Beleza é bondade fecunda, compreensão permanente, inalterável serenidade da alma para ajudar, sem restrições, a todos os romeiros da regeneração e da dor...

E os deuses interiores somente erguem tronos de luz em nossa inteligência, quando lhes situamos o Olimpo nos ideais mais altos do plano excelso...

Eis-me, porém, de coração novamente voltado para a floresta humana, agora não mais para dardejar-lhe as serpentes, apontar-lhe os despenhadeiros, regar-lhe com o petróleo da repugnância o charco das misérias sociais, mas, sim, para avivar-lhe as flores que hesitam em exalar o perfume da caridade, acolher-lhe as sementes no celeiro da fé e pensar-lhe as úlceras, aliviando os corações feridos que lhe atravessam os cipoais; eis-me de olhar pousado no futuro, aspirando por trabalho e paciência, a fim de auxiliar a todos os companheiros de peregrinação, nas dolorosas vias do aprimoramento.

Percebo, enfim, a sublime herança de todos os idealistas e de todos os mártires, dos pensadores e dos filósofos sacrificados...

Sinto agora a grandeza do fardo glorioso de quantos se imolaram para que o progresso comum conquistasse mais uma gota de paz ou mais uma fímbria de luz.

Entendo, presentemente, o envenenamento de Sócrates, o sofrimento de Jan Hus, a fogueira de Giordano Bruno, o extermínio de Servet, a execução de Bailly e os sarcasmos atirados à fronte de todos os campeões da prosperidade espiritual do mundo...
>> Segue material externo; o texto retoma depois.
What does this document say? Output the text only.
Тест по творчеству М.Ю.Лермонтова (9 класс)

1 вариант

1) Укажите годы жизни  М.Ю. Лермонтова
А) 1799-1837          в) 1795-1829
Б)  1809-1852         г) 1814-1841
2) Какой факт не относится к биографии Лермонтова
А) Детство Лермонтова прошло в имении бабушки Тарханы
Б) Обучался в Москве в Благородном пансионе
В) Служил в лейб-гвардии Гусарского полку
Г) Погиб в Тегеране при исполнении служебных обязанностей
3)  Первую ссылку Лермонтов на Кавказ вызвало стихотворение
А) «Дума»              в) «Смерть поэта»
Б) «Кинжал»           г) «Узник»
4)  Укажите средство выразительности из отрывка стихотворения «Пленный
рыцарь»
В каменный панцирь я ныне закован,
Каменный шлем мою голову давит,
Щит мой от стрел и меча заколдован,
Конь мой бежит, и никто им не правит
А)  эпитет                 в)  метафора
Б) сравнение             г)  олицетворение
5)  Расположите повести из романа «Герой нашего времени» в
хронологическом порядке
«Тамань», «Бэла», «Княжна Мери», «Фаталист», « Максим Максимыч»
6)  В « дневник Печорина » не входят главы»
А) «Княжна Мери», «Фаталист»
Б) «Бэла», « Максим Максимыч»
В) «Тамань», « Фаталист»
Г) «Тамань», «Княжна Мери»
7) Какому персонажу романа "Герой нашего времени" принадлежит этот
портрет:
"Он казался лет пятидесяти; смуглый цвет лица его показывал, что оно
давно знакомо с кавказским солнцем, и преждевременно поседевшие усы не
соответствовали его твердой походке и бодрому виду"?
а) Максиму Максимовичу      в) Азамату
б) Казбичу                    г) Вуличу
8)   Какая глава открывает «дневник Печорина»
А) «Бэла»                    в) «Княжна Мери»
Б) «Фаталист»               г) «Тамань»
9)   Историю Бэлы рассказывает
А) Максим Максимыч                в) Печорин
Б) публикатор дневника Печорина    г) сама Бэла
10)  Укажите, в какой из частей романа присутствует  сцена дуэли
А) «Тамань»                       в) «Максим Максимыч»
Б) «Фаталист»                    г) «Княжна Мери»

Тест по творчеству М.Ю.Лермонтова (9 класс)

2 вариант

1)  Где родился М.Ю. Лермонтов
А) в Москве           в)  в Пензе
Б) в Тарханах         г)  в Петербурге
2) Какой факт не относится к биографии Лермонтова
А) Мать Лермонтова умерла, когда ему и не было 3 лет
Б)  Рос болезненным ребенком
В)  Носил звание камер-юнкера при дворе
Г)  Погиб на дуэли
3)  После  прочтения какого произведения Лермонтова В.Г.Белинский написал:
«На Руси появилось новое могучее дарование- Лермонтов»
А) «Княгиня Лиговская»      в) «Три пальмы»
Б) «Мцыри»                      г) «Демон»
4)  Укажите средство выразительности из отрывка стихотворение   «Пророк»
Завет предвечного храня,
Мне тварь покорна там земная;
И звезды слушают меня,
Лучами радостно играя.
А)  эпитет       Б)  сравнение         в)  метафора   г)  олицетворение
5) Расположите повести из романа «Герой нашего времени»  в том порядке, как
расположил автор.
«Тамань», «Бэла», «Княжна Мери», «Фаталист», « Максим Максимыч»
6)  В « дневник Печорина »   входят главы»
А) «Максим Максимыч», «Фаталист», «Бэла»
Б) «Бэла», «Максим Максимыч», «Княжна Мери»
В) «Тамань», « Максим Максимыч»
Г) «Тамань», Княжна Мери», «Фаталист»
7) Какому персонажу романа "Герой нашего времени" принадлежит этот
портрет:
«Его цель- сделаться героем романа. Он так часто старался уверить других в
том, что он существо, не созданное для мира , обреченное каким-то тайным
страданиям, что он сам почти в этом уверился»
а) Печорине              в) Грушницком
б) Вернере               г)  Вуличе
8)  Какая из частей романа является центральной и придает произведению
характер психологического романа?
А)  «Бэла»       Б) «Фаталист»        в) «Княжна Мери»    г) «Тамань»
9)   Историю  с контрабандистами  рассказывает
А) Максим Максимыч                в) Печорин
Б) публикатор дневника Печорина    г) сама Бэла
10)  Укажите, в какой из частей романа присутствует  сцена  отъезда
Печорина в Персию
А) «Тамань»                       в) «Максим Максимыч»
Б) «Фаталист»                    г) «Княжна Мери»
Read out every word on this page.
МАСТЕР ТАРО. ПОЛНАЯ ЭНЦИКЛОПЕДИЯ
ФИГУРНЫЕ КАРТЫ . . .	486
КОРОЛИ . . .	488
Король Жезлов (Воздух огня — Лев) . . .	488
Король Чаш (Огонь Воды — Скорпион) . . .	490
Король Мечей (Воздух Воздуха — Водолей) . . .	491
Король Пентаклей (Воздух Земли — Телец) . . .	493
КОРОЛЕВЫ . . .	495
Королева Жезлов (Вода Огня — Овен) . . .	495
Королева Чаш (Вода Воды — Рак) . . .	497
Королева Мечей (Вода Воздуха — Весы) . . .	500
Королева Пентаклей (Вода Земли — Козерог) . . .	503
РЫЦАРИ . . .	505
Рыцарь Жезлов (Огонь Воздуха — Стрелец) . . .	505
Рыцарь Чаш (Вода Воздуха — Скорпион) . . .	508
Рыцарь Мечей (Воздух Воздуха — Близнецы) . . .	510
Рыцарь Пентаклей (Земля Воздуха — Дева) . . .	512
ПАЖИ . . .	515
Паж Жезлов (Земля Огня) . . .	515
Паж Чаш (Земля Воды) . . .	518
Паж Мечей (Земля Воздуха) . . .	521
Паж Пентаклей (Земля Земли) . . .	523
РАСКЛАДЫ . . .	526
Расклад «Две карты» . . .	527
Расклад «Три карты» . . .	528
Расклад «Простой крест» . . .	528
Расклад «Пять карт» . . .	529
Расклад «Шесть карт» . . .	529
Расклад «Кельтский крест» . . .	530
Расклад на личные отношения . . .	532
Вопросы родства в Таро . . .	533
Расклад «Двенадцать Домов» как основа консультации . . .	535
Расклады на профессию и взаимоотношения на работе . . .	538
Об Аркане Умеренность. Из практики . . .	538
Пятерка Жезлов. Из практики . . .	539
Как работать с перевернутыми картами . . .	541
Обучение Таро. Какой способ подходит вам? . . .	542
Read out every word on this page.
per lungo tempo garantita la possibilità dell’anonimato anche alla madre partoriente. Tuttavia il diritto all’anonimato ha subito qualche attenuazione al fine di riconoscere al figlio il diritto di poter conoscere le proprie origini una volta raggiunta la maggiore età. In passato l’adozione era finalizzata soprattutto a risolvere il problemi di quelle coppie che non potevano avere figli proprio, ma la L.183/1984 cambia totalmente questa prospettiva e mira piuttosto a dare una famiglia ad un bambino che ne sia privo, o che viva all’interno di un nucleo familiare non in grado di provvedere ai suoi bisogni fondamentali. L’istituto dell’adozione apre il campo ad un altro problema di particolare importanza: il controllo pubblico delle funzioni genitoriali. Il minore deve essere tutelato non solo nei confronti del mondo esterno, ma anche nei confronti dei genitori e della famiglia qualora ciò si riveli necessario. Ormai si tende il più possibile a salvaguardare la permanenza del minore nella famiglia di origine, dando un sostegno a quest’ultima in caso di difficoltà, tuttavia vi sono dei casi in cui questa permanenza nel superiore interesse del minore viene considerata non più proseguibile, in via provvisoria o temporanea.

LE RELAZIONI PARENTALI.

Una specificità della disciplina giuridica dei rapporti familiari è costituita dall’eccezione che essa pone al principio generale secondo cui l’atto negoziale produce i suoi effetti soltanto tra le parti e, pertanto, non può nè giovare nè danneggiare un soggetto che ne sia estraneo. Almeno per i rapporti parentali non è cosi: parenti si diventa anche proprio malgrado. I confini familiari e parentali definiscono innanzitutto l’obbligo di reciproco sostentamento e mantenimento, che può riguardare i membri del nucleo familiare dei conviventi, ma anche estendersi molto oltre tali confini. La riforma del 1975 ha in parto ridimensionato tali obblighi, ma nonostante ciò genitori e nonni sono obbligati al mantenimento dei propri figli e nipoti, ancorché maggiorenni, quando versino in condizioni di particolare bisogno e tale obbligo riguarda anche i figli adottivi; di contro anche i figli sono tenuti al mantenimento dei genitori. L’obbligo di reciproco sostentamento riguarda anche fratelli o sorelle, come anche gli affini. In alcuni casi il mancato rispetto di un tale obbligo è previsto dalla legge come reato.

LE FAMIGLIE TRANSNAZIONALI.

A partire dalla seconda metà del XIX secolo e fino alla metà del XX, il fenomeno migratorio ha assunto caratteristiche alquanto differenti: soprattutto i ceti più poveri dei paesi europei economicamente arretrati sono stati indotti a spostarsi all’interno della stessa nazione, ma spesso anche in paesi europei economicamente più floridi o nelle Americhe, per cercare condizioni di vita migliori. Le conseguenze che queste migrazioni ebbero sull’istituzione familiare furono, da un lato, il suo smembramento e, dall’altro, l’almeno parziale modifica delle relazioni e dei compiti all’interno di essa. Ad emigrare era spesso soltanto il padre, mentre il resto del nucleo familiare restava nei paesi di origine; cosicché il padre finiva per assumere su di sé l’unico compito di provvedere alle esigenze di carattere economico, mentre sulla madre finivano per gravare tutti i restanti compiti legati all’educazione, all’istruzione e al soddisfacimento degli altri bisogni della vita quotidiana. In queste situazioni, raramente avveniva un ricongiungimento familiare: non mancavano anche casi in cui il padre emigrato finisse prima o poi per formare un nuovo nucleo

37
Sobretudo, compreendo hoje o madeiro da Cristo, que cimentou com suor, sangue e lágrimas o edifício da solidariedade mundial.

E em pensamento, arrojando-me ao chão adusto da velha Jerusalém de há quase dois mil anos, ajoelho-me entre o Divino Restaurador, içado ao poste oprobrioso, e a populaça irônica, digna de comiseração, e exclamo, tocada de novo ânimo para a vida renovada:

– Senhor, que eu respeitei e admirei, entre os heróis santificados nas sombras da Terra, e que hoje procuro amar com todas as fibras do meu coração, aberto ao sol da verdade, onde está a cruz redentora que deve enobrecer meus ombros?